The decision came April 21 after over a year of feedback from residents and public agencies expressing environmental equity concerns over the development.
The city approved a Critical Areas Development permit, with conditions, for modification of the wetlands and stream on the property. Those include having to account for impacts to the buffer area of the wetlands, adding more buffer area to compensate, and moving part of the stream to an area that will not be impacted by traffic.
The State Environmental Policy Act (SEPA) Environmental Determination is a “Mitigated Determination of Nonsignificance,” which means the review of the project concluded it will not have a significant adverse impact on the elements of the environment reviewed, as long as certain mitigation measures are met. Mitigation measures include no idling rules on the site, establishing 30% tree canopy coverage on portions of the site, and traffic monitoring during building.
The full decision can be found on the city’s website.
Erin Dilworth, deputy director for Communities for a Healthy Bay, a nonprofit advocating for the protection of Puget Sound and the surrounding ecosystem, said her organization was disappointed with the decision.
“They’re saying that the impacts that this project is going to cause, they can be mitigated,” Dilworth said. “We disagree, especially when it comes to thinking about health equity, especially in that area.”
The neighborhood is listed as having the highest ranking for health disparities, a 10, on the Washington Environmental Health Disparities Map.
Bridge Industrial still has to procure all development and building permits, including requirements for civil and mechanical engineering. The company also will have to satisfy all conditions from the Environmental Protection Agency and the Department of Ecology. The proposed warehouse would sit on top of the Commencement Bay, the South Tacoma Channel superfund site.
The EPA, the Washington State Department of Health, the Tacoma-Pierce County Department of Health, the Washington State Department of Ecology, and the Puget Sound Clean Air Agency, all recommended the city require a Health Impact Assessment for the development given the poor health outcomes that are already seen in this neighborhood. The city did not have the applicant complete one.

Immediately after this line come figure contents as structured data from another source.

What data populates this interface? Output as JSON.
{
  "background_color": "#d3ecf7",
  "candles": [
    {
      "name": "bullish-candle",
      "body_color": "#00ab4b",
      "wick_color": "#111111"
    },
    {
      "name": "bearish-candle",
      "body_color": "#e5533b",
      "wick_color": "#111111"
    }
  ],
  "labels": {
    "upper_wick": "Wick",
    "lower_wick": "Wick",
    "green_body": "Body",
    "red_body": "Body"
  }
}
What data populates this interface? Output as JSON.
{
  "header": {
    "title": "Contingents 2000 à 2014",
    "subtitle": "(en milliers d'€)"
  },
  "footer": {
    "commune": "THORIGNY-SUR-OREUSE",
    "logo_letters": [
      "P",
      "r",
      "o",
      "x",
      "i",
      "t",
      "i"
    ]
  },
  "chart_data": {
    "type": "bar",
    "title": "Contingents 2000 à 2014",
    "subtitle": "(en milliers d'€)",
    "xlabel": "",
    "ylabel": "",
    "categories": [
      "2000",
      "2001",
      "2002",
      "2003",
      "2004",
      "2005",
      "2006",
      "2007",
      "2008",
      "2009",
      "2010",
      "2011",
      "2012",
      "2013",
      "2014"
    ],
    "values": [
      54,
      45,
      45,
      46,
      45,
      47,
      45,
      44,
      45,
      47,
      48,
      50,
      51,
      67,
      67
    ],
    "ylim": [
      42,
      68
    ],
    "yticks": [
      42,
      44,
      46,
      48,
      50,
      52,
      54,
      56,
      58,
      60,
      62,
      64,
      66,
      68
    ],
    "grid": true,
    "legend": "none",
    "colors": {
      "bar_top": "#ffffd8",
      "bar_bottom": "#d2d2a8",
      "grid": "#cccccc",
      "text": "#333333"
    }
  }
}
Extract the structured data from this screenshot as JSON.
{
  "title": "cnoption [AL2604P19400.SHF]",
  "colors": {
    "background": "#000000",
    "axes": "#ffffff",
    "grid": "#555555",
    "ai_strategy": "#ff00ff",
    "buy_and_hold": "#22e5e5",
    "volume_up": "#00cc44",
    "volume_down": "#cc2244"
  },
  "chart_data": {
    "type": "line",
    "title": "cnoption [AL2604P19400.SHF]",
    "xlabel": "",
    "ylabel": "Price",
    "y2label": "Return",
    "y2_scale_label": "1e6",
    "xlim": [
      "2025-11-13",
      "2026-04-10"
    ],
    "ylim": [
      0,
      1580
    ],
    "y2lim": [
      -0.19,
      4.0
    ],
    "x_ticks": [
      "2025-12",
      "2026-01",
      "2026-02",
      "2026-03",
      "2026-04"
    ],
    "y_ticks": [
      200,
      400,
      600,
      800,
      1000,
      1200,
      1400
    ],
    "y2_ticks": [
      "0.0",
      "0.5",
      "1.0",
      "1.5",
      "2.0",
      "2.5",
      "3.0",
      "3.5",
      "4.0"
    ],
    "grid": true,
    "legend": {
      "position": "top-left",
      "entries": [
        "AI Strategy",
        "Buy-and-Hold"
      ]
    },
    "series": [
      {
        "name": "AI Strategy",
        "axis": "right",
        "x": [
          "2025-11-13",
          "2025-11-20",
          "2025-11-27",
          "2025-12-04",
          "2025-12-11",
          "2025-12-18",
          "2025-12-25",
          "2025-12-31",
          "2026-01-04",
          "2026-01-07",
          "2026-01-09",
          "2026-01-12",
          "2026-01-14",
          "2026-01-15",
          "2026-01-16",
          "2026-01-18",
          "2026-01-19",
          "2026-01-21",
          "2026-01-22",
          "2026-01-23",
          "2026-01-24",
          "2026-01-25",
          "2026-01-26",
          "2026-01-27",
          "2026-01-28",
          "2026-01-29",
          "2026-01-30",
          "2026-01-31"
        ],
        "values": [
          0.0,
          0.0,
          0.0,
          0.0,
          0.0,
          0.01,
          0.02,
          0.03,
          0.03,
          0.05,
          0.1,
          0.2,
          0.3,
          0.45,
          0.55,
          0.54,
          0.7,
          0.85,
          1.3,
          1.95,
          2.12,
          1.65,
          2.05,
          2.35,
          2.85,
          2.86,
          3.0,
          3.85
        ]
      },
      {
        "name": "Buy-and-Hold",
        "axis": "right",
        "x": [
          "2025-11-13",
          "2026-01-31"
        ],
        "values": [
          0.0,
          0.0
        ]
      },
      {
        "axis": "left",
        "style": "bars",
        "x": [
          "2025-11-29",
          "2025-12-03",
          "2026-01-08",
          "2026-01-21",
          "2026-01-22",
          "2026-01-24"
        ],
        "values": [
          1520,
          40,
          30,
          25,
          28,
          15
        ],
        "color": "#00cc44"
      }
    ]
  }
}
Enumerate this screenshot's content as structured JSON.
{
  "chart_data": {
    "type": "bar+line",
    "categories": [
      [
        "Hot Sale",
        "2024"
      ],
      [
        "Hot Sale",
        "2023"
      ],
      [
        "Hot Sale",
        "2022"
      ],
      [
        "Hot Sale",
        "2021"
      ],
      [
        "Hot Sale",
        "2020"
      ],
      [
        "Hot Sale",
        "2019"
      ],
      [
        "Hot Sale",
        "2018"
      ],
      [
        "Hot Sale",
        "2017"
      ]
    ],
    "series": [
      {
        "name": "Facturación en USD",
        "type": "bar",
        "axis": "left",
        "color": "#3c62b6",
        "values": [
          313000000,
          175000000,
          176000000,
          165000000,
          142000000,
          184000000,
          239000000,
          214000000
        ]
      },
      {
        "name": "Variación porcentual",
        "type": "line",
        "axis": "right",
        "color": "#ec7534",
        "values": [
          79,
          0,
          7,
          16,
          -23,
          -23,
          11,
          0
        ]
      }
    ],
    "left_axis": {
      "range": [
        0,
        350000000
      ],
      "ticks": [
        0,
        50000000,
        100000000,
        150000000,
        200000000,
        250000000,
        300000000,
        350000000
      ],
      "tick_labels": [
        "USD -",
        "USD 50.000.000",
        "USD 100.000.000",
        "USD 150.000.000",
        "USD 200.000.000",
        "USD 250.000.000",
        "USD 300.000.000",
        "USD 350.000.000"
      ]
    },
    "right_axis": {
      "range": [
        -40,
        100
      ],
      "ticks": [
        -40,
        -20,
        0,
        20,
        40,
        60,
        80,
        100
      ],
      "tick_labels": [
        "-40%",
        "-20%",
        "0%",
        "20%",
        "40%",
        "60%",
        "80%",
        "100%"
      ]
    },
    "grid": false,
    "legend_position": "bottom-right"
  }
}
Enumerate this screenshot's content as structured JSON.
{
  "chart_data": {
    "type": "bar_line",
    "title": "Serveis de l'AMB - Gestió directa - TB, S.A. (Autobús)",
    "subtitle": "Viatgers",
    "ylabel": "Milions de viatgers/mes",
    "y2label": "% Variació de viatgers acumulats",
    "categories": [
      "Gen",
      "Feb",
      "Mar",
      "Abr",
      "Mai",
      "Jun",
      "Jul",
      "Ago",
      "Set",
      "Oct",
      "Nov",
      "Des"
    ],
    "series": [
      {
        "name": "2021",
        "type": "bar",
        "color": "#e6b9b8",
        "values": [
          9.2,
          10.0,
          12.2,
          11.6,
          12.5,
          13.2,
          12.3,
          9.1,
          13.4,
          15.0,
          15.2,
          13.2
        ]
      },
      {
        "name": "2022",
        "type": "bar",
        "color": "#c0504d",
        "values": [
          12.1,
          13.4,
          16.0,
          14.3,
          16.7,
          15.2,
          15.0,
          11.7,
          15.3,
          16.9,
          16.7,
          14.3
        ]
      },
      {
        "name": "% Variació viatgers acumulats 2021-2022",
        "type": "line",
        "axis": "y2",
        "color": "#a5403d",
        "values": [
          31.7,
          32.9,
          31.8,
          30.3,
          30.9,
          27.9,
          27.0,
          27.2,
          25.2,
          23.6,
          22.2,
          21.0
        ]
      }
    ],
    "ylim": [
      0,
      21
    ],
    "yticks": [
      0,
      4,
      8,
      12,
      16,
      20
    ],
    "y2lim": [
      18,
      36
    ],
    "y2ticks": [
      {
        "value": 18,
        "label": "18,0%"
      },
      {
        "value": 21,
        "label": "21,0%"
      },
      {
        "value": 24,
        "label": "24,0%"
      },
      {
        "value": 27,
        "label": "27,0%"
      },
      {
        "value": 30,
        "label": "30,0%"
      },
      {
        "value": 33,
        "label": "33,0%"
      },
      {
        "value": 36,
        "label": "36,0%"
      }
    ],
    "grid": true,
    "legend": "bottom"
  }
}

“I think that’s really unfortunate,” Dilworth said. “It’s the city’s job to protect the health and wellbeing of the residents, and they do have discretion to require additional analyses, and they just decided not to use it.”
In response to health equity concerns, Shirley Shultz, principal planner for the city, said, “South Tacoma as a whole is a community of concern for both the health department and in terms of when we look at the city’s equity index.”
Residents also have expressed concern over increases in traffic and the subsequent air and noise pollutants. Schultz said the city will monitor traffic to ensure the development keeps to the estimates the city analyzed.
“That’s one of the conditions on the environmental review is this monitoring of build out and the tenants that go through,” Schultz said.
In response to whether monitoring efforts would be enough, Dilworth said enforcement usually comes only after there has been a violation.
Residents can file an appeal of the decision until 5 p.m. May 5. The fee to file an appeal is $1,200.
Schultz is anticipating that will happen.
“My guess is that the project will be appealed,” Schultz said.
If that is the case, the city’s hearing examiner will handle the appeal. The examiner could decide whether the permit conditions need to changed or be remanded. That decision could be further appealed to a superior court, Schultz said.
The property, which was owned for years by the Burlington Northern Railroad, has been vacant since the 1970s. The property is some of the last undeveloped landscape in South Tacoma, and residents have voiced their disapproval about the development. The history of the property from the city’s perspective has been as a space for industry.
“The long range plan, the comprehensive plan for it, the zoning, has always been heavy industrial,” Schultz said.
Bridge Industrial is a developer, and there is no indication yet of what type of tenants would use the warehouse space.
“I’ve seen other large warehouses get built without tenants,” Schultz said.